I don't have the $i$ included inside the square root though... Is that by convention? Because we're talking about something that's supposed to have a real value?

Thanks for your help. (Bow)
May 8th 2010, 05:32 PM
mr fantastic

Quote:

Originally Posted by director

$|e^{iwt}|$ = 1

I've seen this expression a few times but without an explanation. Is the following true:

$z = re^{iwt} = r(cos(wt) + isin(wt))$
$|z| = ( cos(wt)^{2} + sin(wt)^{2} )^{1/2} = (1)^{1/2} = 1$ Mr F says: Yes (overlooking the fact that you have an r that disappears).

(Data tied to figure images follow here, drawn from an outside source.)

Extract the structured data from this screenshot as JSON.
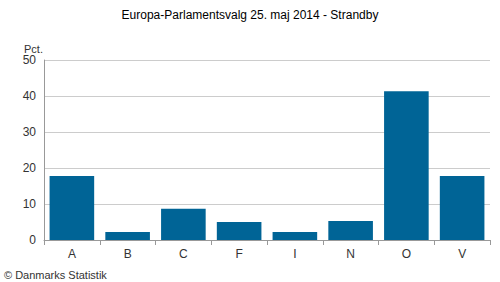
{
  "chart_data": {
    "type": "bar",
    "title": "Europa-Parlamentsvalg 25. maj 2014 - Strandby",
    "ylabel": "Pct.",
    "annotations": [
      "© Danmarks Statistik"
    ],
    "categories": [
      "A",
      "B",
      "C",
      "F",
      "I",
      "N",
      "O",
      "V"
    ],
    "values": [
      17.8,
      2.2,
      8.7,
      5.0,
      2.2,
      5.3,
      41.3,
      17.8
    ],
    "color": "#006496",
    "ylim": [
      0,
      50
    ],
    "yticks": [
      0,
      10,
      20,
      30,
      40,
      50
    ],
    "grid": true
  }
}
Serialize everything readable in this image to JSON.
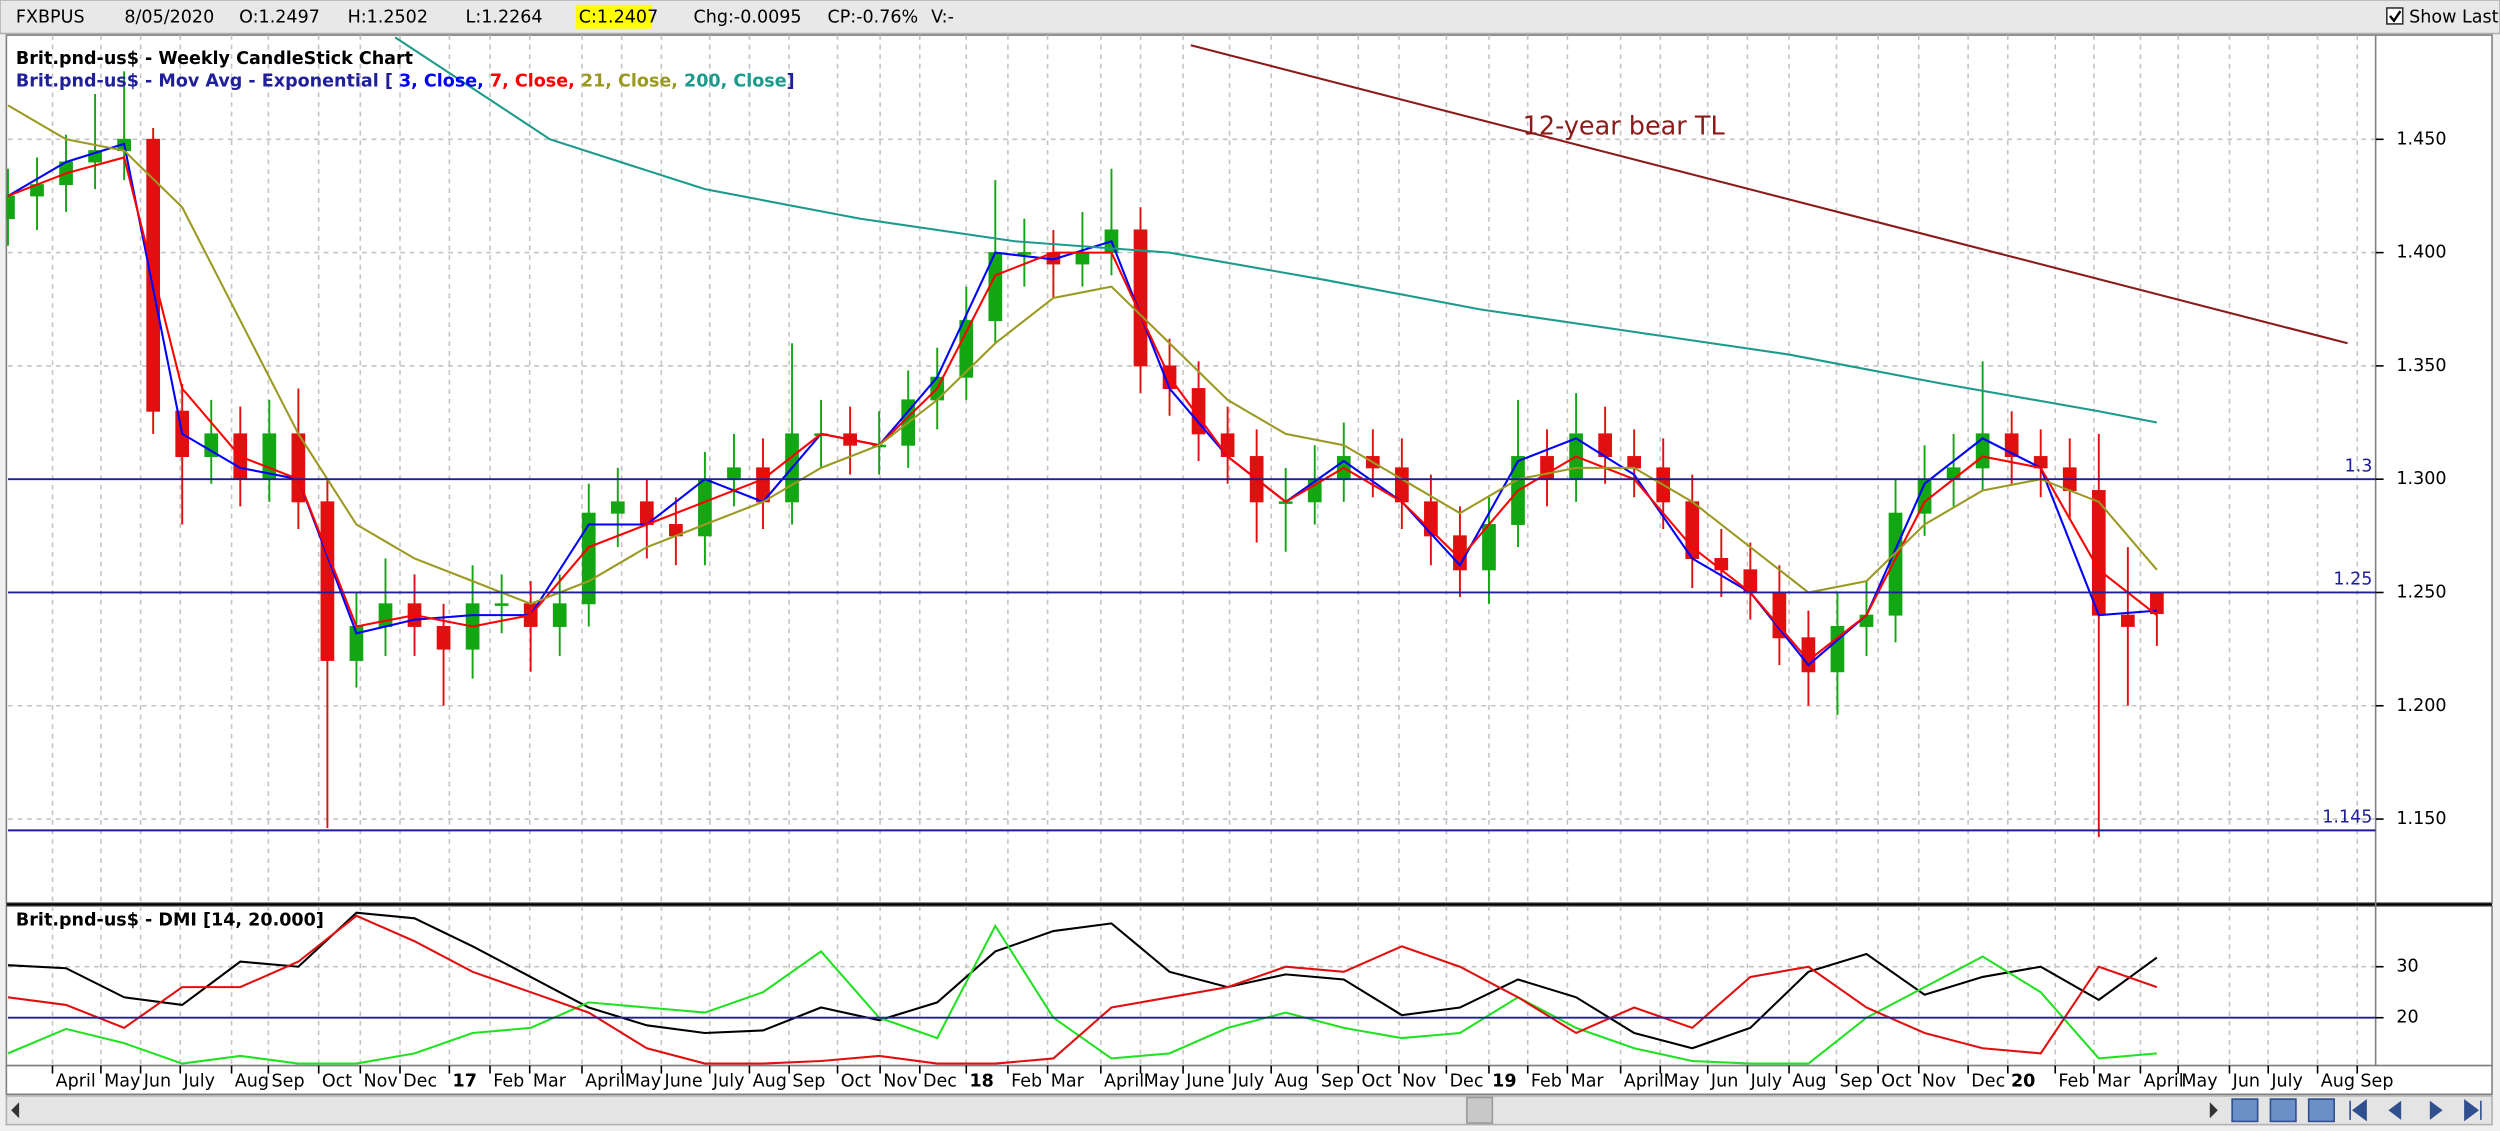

I don't have the $i$ included inside the square root though... Is that by convention? Because we're talking about something that's supposed to have a real value?

Thanks for your help. (Bow)

Have you studied complex numbers? If so, you should know that $|a + ib| = \sqrt{a^2 + b^2}$ .
May 8th 2010, 05:43 PM
slovakiamaths

mod of a complex number suppose z=x+iy is equal to $\sqrt{x^2+y^2}$

so $|z|=\sqrt{(rcoswt)^2+(rsinwt)^2}$
|z|=r
May 8th 2010, 06:07 PM
director

Thank you for the replies.
My question about the imaginary unit was silly so please disregard.

I figured out what I wanted.

PS. Slovakiamaths, sorry but I don't have enough posts to reply to your PM. I'm not studying in Poland though.